At the moment, the RCMP remain as what is called the “police of jurisdiction,” with about 200 officers from the SPS operating under their management. There has been no overt sign that the debate has affected the police’s ability to deal with crime, but many have said the continuing hostilities are damaging the public’s confidence in policing in general.

The fight over policing in Surrey has been a serial drama ever since the previous mayor, Doug McCallum, carried out his election promise of 2018 to transition to a municipal force.

Mr. McCallum’s clumsy handling of the issue after the election, along with a public opposition campaign largely funded by the RCMP union, resulted in mounting controversy over the move. He was defeated in the October, 2022 election by Ms. Locke, the only one of a field of candidates who promised to stop the transition and stick with the RCMP.

She has maintained that the SPS is far more expensive – $30-million a year more – and that the province’s promised $150-million to help with the transition doesn’t compensate for that.

Ms.
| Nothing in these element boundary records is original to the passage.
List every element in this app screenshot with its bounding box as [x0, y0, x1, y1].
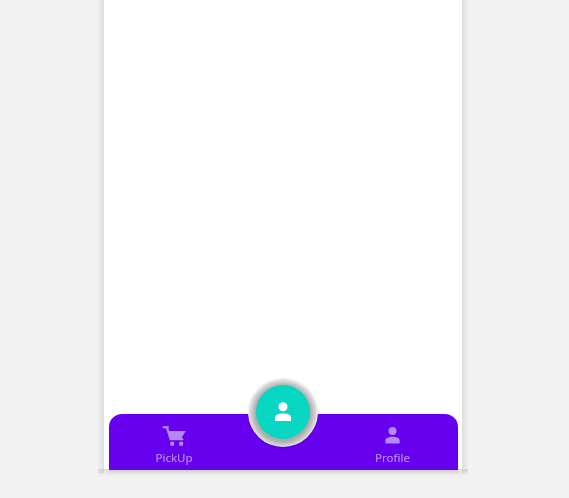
button[interactable]: Profile [346, 420, 438, 468]
staticText: Profile [375, 450, 410, 466]
button[interactable]: PickUp [128, 420, 220, 468]
staticText: PickUp [155, 450, 193, 466]
button[interactable]: Account [256, 385, 310, 439]
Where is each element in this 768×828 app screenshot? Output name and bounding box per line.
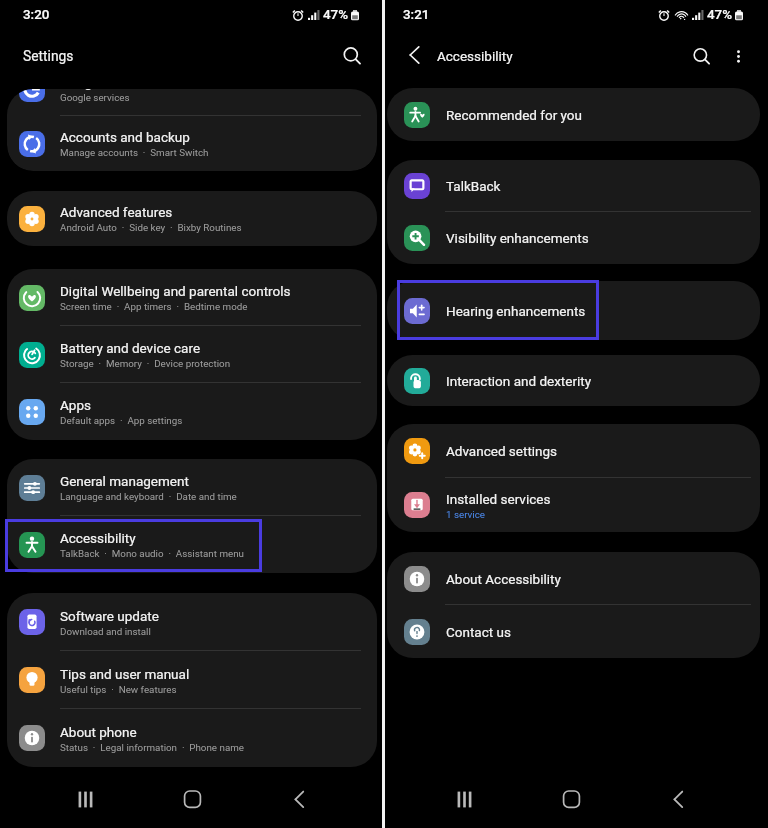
- button[interactable]: Contact us: [387, 605, 760, 658]
- button[interactable]: Recommended for you: [387, 88, 760, 141]
- button[interactable]: Home: [547, 775, 595, 823]
- staticText: Android Auto · Side key · Bixby Routines: [60, 222, 242, 233]
- button[interactable]: Digital Wellbeing and parental controls: [7, 269, 377, 326]
- button[interactable]: Search: [685, 40, 717, 72]
- staticText: Google services: [60, 92, 130, 103]
- staticText: About Accessibility: [446, 571, 561, 587]
- staticText: Manage accounts · Smart Switch: [60, 147, 209, 158]
- button[interactable]: Google: [7, 89, 377, 116]
- button[interactable]: Navigate up: [399, 39, 431, 71]
- staticText: Interaction and dexterity: [446, 373, 592, 389]
- staticText: Apps: [60, 397, 91, 413]
- button[interactable]: Recents: [61, 775, 109, 823]
- staticText: Software update: [60, 608, 159, 624]
- button[interactable]: More options: [722, 40, 754, 72]
- staticText: Battery and device care: [60, 340, 201, 356]
- button[interactable]: Recents: [440, 775, 488, 823]
- button[interactable]: Search: [336, 40, 368, 72]
- staticText: Accessibility: [60, 530, 136, 546]
- button[interactable]: About Accessibility: [387, 552, 760, 605]
- staticText: Accounts and backup: [60, 129, 190, 145]
- staticText: 47%: [707, 7, 733, 23]
- button[interactable]: Advanced settings: [387, 424, 760, 478]
- staticText: 3:20: [23, 7, 50, 23]
- staticText: Visibility enhancements: [446, 230, 589, 246]
- button[interactable]: Visibility enhancements: [387, 212, 760, 264]
- button[interactable]: Hearing enhancements: [387, 281, 760, 340]
- staticText: About phone: [60, 724, 137, 740]
- button[interactable]: Battery and device care: [7, 326, 377, 383]
- staticText: Installed services: [446, 491, 551, 507]
- staticText: Useful tips · New features: [60, 684, 177, 695]
- staticText: Default apps · App settings: [60, 415, 183, 426]
- staticText: Digital Wellbeing and parental controls: [60, 283, 291, 299]
- button[interactable]: About phone: [7, 709, 377, 767]
- staticText: Storage · Memory · Device protection: [60, 358, 231, 369]
- staticText: General management: [60, 473, 189, 489]
- button[interactable]: Back: [654, 775, 702, 823]
- button[interactable]: General management: [7, 459, 377, 516]
- staticText: 47%: [323, 7, 349, 23]
- button[interactable]: Apps: [7, 383, 377, 440]
- staticText: Google: [60, 89, 103, 90]
- staticText: Hearing enhancements: [446, 303, 586, 319]
- button[interactable]: Software update: [7, 593, 377, 651]
- staticText: TalkBack: [446, 178, 501, 194]
- staticText: Language and keyboard · Date and time: [60, 491, 237, 502]
- button[interactable]: TalkBack: [387, 160, 760, 212]
- button[interactable]: Home: [168, 775, 216, 823]
- staticText: Recommended for you: [446, 107, 583, 123]
- staticText: Tips and user manual: [60, 666, 190, 682]
- button[interactable]: Back: [275, 775, 323, 823]
- staticText: Screen time · App timers · Bedtime mode: [60, 301, 248, 312]
- staticText: Advanced features: [60, 204, 173, 220]
- staticText: Advanced settings: [446, 443, 558, 459]
- staticText: Download and install: [60, 626, 151, 637]
- staticText: Status · Legal information · Phone name: [60, 742, 245, 753]
- button[interactable]: Interaction and dexterity: [387, 355, 760, 406]
- button[interactable]: Advanced features: [7, 191, 377, 246]
- staticText: 3:21: [403, 7, 430, 23]
- staticText: 1 service: [446, 509, 486, 520]
- button[interactable]: Accessibility: [7, 516, 377, 573]
- staticText: Contact us: [446, 624, 511, 640]
- staticText: Settings: [23, 48, 74, 64]
- staticText: Accessibility: [437, 48, 513, 64]
- button[interactable]: Tips and user manual: [7, 651, 377, 709]
- button[interactable]: Accounts and backup: [7, 116, 377, 171]
- staticText: TalkBack · Mono audio · Assistant menu: [60, 548, 244, 559]
- button[interactable]: Installed services: [387, 478, 760, 532]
Locke said she warned the SPS in August that they should stop hiring new officers and that they were going over budget.

“The SPS has gone out of their way to just hire because they want to make it more expensive to go back.”

Ms. Locke and the city’s adviser on the issue, former RCMP officer Peter German, both said the problem was that the SPS went $23-million beyond its allocated budget of $49-million for 2023.

But the Surrey Police Union says that the reason the service went beyond that is because Ms. Locke’s council voted early in 2023 to provide only enough money to run the service for half a year, expecting it wouldn’t live beyond that. (The union stepped in to provide money to pay recruits after the city said it wouldn’t.)

“When the province made its final decision, Surrey refused to adjust that budget,” said Ryan Buhrig, the SPU’s spokesperson.

Ms. Locke claims no more money was allocated for the municipal force, even after Mr. Farnworth announced in July that the province was ordering the transition to continue, because the Surrey Police Board didn’t come to council and ask for more.

But Melissa Granum, the executive director of the SPB, said it made repeated requests to that end.

“In September 2023, the Board formally communicated its financial position and budget requirements to Mayor and Council as a result of the Minister’s July decision,” she told The Globe.

“The Board produced monthly public budget reports showing that SPS was tracking to $75M and the August report was submitted to City Council as well.”